Although I dislike most of the assumptions people make about divorced women, the one I find most egregious is the belief that we are somehow broken at relationships. Nothing could be further from the truth. Here’s how my divorce has shaped my beliefs and behaviors, and made me exponentially better at relationships than I was before my marriage imploded.
1. I know I don’t need a man
I went into my marriage with the belief that I needed my ex. No, I didn’t need him. I haven’t needed a man in a long time, because I’m a complete person on my own. That’s called healthy.
2. I know the baggage I bring
And no, I don’t think the divorce itself is my baggage. Even though I never deserved the abuse that happened to me in my marriage, I’m very aware of my attitudes and behaviors that can contribute to a cycle of abuse. Awareness, as always, is the key to not repeating the same mistakes again.
3. I believe what I see
Red flags? You’d better believe I’m watching for them and believe them the first time. Relationships aren’t just dates and roses, and I know that red flags grow exponentially when I pretend they don’t exist.
4. I am far more patient
Sure, I’m like a hawk about red flags. Annoying habits, however, are not deal-breakers. It takes the crumbling of a marriage to realize that a dude leaving the toilet seat up is NBD.
5. I won’t settle
Um, no. I didn’t fight this hard for mediocrity.

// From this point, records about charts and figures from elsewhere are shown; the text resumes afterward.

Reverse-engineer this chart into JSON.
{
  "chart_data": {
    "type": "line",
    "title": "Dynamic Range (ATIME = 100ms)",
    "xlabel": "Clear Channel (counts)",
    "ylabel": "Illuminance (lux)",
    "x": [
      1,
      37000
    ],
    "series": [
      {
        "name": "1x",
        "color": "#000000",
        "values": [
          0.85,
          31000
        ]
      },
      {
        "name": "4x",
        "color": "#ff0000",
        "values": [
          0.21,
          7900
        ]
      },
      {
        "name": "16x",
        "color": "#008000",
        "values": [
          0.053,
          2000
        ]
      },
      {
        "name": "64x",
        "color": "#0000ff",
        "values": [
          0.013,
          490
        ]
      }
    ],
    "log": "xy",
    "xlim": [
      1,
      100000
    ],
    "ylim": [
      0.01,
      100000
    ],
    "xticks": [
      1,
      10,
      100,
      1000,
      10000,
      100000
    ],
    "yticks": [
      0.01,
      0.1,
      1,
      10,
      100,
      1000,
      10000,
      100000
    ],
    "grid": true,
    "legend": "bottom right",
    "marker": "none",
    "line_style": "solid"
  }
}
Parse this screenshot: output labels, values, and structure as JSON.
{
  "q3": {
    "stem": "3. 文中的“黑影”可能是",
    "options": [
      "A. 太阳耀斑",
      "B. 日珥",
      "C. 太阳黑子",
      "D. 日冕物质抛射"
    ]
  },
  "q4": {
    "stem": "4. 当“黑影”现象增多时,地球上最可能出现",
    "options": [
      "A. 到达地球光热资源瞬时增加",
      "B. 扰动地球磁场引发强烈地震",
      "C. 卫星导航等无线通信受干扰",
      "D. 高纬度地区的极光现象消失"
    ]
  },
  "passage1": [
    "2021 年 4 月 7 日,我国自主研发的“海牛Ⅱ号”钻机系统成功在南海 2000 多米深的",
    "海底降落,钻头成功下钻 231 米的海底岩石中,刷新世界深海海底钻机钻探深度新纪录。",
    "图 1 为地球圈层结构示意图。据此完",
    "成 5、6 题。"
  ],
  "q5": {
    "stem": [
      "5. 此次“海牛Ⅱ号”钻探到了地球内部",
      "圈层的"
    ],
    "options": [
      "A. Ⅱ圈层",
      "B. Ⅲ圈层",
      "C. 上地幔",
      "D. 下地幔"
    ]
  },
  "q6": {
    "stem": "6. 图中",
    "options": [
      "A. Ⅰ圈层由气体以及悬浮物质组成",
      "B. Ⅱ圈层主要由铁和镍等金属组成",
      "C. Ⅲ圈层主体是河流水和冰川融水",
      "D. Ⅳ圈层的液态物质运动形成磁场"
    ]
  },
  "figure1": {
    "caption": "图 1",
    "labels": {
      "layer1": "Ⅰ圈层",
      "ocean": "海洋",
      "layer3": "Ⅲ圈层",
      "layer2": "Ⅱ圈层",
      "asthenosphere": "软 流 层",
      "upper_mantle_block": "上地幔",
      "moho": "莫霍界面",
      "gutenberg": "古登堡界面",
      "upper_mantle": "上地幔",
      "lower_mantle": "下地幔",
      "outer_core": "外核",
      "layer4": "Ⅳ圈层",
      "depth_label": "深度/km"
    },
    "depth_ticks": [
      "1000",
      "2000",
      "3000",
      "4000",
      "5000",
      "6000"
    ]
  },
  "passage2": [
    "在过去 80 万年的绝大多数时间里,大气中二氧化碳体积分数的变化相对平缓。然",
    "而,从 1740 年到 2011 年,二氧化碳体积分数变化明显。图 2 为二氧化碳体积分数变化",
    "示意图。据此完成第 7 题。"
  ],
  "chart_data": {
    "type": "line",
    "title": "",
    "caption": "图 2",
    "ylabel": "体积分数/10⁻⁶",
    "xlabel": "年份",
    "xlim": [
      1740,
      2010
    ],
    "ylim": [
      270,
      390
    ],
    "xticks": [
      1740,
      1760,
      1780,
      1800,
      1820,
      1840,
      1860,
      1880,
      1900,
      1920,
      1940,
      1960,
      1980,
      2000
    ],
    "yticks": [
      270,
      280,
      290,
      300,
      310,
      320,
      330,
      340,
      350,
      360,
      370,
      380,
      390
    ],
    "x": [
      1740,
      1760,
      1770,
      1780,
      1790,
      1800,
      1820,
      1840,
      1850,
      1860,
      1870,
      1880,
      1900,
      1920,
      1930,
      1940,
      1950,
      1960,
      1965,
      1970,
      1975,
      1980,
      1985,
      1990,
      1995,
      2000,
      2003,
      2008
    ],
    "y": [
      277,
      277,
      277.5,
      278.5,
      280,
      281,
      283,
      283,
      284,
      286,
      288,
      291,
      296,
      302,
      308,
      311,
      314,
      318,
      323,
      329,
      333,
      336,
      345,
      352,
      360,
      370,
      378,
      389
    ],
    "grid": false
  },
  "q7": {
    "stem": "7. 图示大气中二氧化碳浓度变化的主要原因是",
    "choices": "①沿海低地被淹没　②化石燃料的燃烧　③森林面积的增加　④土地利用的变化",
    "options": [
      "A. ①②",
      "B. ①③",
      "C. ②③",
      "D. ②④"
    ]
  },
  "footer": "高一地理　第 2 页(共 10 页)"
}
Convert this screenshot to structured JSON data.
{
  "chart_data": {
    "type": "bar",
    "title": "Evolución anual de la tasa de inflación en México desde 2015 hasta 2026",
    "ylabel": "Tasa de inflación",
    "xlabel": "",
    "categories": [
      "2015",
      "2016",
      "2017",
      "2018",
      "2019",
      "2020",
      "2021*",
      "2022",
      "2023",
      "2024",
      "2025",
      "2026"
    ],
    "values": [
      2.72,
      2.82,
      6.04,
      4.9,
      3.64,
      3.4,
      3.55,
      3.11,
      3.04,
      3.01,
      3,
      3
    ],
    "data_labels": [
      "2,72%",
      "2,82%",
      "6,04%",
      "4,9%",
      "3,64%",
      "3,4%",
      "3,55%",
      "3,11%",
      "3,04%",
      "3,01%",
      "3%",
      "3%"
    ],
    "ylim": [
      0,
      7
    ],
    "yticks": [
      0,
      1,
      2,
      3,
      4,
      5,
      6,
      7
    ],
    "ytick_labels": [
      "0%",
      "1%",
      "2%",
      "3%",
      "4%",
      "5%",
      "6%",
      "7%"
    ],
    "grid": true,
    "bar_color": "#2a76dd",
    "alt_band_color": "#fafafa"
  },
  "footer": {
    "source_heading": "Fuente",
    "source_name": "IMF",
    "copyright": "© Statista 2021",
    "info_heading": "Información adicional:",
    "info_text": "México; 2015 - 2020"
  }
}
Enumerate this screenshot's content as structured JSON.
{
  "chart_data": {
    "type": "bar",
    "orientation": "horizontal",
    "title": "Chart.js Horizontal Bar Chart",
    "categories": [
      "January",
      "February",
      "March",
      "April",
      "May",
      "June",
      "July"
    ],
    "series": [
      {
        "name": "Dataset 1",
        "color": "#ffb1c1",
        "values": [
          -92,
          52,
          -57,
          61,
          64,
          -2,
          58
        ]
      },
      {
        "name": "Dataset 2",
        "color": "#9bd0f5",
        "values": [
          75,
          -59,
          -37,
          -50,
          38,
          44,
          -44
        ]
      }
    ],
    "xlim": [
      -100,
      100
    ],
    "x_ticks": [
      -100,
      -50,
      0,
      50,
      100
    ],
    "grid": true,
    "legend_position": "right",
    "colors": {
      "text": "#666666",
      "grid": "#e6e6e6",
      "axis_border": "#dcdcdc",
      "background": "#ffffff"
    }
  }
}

6. I value myself more highly
Y’all, divorced women aren’t to be pitied. We’re bad-ass. I look back over my journey with awe, and I want a man who can do the same with his own life. Two people who value themselves highly make for a great partnership.
7. I think outside the box
There was a time when I needed tall, dark and handsome. Now I just need honest and kind. As a result, the men I choose to date can fit outside my box, which leads to interesting people and experiences.
8. I’m acquainted with risk-taking
Daring to find love is scary, particularly after a divorce. But it’s not so damn scary as staying in a terrifying marriage, or even escaping it. The incremental risks of growing into a healthy relationship are now well worth it, in my book.
More: Divorced people open up about the moment they knew their marriage was over
9. I love good men, and know how to spot them
No, divorce hasn’t ruined me for men. It’s ruined me for douche-baggery. After emerging from my divorce, I have so much more love and respect for good men and the behaviors that make them who they are. Baseline love and respect — rather than the fear and annoyance that is so common in dating spheres — is a great starting point for a healthy relationship.